Daftar Isi
Oleh : Wamdi Jihadi, ketua Gerakan Riau Membaca (GRM)
Siapa yang tidak kenal dengan Asma Nadia, perempuan yang mempunyai nama asli Asmarani Rosalba itu merupakan salah satu perempuan produktif dalam menulis buku-buku di tanah air ini. Sebut misalnya beberapa buku yang ditulisnya; Istana Kedua, Derai Sunyi, Salon Kepribadian, Sakinah bersamamu, dan banyak lagi buku-buku lainnya yang tidak kurang dari 22 buah judul buku, dan ditambah lagi beberapa buku antologinya bersama penulis-penulis lain. Bahkan di antara beberapa bukunya itu sudah difilm-kan, seperti; Emak Ingin Naik Haji, Rumah Tanpa Jendela, Assalamu’alaikum Baijing, dan Jilbab Traveler Love Sparks in Korea.
Asma Nadia lahir di Jakarta 26 Maret 1972 dari keluarga yang sangat menggemari membaca buku. Walau pun dalam kondisi hidup yang serba kekurangan, namun ibunya seringkali membelikan buku-buku cerita untuk anak-anaknya. Sehingga sebelum masuk ke Sekolah Dasar (SD) Asma Nadia telah pandai membaca.
Rumah mereka yang masa itu tidak jauh dari tempat peminjaman buku membuat ia dan kakaknya Helvy Tiana Rosa sering datang ke sana. Namun sayangnya untuk meminjam buku di sana mereka mesti membayar (buku-buku sewaan) dan mereka tentu saja tidak memiliki uang untuk itu. Namun tetap saja mereka sering datang walaupun hanya sekedar melihat-lihat tumpukan buku itu, tetapi tidak jarang mereka diusir oleh pemiliknya karena mereka hanya mengunjungi untuk melihat-lihat dan bukan menyewa.

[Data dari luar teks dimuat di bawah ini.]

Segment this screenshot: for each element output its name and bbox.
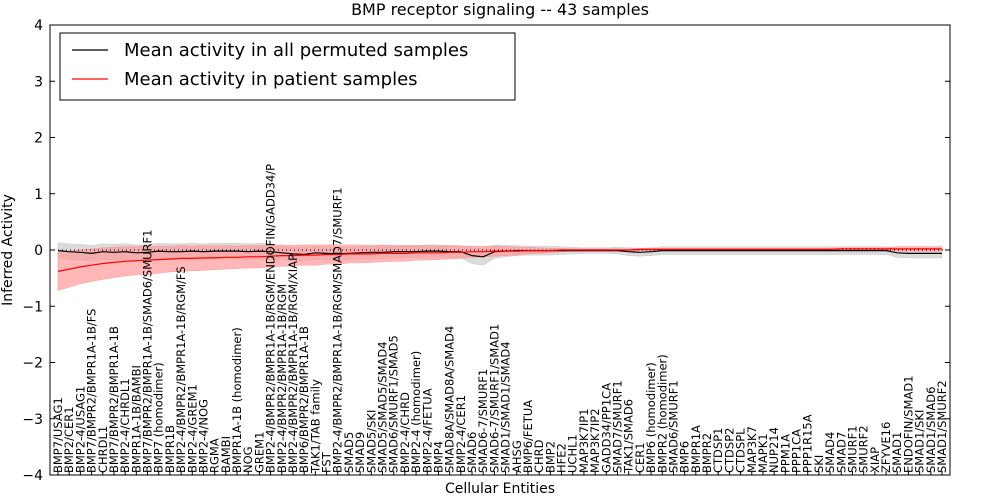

Keinginan membaca yang kuat dengan kehidupan yang pas-pasan itu membuat Asma Nadia dan kakaknya untuk lebih kreatif mencari bahan bacaan, maka ketika ibunya pulang dari pasar membawa barang belanjaan dapur yang dibungkus dengan koran-koran bekas, mereka serta merta memindahkan cabe, bawang, tomat, dan yang lainnya itu untuk kemudian diambil bungkusnya dan segera mereka baca.
Kehidupan masa lalu yang sulit mendapatkan bahan bacaan itulah kiranya salah satu yang sangat membekas pada diri Asma Nadia sampai ia tumbuh dewasa. Sehingga ia berniat ingin menjadi penulis dan nanti kalau mempunyai banyak buku akan ia disumbangkan bagi mereka yang kekurangan.

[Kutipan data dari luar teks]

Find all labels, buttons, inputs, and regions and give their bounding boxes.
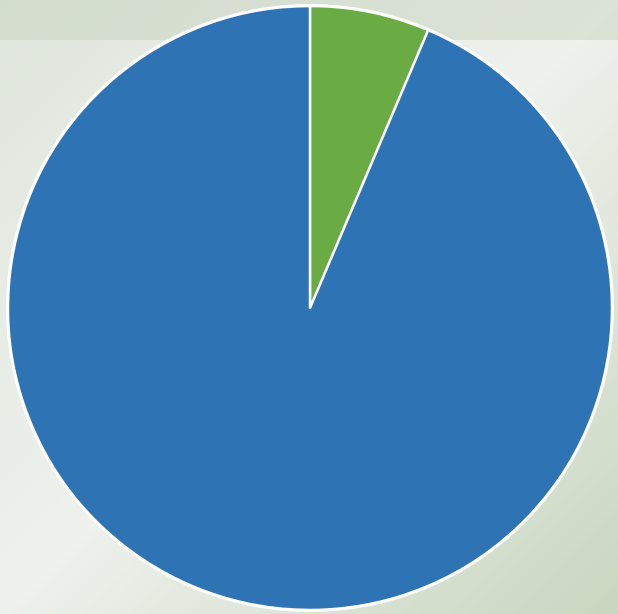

Dengan tekad yang membaja ia betul-betul menekuni dunia tulis menulis, bahkah sudah banyak dari karyanya itu yang mendapatkan apresiasi dari berbagai pihak; seperti Adikarya IKAPI tahun 2002, kategori fiksi remaja Mizan Award tahun 2003. Termasuk ia melanglang buana ke berbagai kota bahkan negara – telah menapaki 270 kota di 59 negara di dunia – berkat ketekunannya dalam dunia literasi. Tahun 2009 ia mendapat undangan writers in residence dari Le Chateau de Lavigny, dengan undangan itu ia bisa berkeliling Eropa. Dan ia juga salah satu dari 35 peserta yang berasal dari 31 negara yang diundang untuk menjadi penulis tamu dalam Iowa International Writing Program.

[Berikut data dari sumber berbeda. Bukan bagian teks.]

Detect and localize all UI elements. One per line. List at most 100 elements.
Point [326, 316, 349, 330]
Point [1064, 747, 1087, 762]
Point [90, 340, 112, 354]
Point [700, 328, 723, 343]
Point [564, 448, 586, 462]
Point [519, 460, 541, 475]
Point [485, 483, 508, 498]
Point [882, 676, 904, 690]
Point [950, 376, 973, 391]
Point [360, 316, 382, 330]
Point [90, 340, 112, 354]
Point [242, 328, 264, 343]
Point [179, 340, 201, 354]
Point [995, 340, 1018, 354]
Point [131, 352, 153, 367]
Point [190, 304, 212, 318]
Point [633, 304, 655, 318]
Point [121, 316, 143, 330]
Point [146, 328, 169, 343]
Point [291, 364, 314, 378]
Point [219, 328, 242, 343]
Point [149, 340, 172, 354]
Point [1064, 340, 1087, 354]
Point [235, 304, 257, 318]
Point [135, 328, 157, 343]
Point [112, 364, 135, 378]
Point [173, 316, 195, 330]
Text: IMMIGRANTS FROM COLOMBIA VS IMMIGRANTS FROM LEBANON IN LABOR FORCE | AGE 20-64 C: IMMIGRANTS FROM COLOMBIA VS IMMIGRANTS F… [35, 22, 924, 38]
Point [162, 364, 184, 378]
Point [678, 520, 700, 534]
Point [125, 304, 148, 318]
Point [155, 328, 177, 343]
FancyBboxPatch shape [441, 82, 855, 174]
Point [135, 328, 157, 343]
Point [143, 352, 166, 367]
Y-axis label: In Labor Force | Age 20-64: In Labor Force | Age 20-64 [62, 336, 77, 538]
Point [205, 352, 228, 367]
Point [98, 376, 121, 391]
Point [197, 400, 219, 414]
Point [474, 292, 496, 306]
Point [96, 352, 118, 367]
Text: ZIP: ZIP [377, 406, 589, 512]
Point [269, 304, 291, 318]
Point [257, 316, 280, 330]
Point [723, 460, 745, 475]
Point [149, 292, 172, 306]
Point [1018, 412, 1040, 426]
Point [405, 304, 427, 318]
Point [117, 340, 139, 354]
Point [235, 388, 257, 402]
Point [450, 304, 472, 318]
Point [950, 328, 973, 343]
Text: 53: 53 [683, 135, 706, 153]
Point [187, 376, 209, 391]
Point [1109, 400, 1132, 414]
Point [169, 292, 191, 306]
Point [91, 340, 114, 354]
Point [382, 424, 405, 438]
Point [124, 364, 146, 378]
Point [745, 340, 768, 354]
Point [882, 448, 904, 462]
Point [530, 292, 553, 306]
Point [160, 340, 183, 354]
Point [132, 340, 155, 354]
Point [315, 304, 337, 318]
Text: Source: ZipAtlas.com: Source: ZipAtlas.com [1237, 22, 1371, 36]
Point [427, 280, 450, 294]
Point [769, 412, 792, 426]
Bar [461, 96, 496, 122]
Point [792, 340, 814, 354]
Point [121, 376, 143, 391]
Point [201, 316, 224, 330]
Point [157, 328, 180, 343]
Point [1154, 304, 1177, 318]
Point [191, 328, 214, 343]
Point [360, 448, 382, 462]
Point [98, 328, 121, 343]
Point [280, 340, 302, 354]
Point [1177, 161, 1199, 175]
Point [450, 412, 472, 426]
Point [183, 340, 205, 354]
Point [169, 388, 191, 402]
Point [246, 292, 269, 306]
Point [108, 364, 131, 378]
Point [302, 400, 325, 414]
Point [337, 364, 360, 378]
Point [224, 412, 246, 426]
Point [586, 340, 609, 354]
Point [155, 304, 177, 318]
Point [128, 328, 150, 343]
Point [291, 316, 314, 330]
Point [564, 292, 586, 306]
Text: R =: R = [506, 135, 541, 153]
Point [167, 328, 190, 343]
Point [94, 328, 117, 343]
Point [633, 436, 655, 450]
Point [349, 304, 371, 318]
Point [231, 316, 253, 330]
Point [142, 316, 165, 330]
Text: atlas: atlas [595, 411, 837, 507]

Untuk mewujudkan mimpinya tentang berbagi buku kepada mereka yang kekurangan, penulis tetap kolom Resonansi Republika ini pun mendirikan penerbitan Asma Nadia Publishing House pada tahun 2009. Dan tidak cukup sampai di sana, ia juga mendirikan yayasan Asma Nadia yang kemudian di antara programnya adalah membuka RumahBaca AsmaNadia (RBA) di seluruh tanah air. Yayasannya itu mentargetkan berdirinya 1000 rumah baca untuk para dhuafa, dan kini jumlahnya sudah mencapai 219 buah.
“Ancaman generasi muda yang tidak suka membaca bukan hanya sinyal buruk bagi Indonesia. Dunia, secara keseluruhan, terutama negara berkembang, pun merasakan melunturnya budaya baca.” Demikian tulisnya dalam satu kesempatan.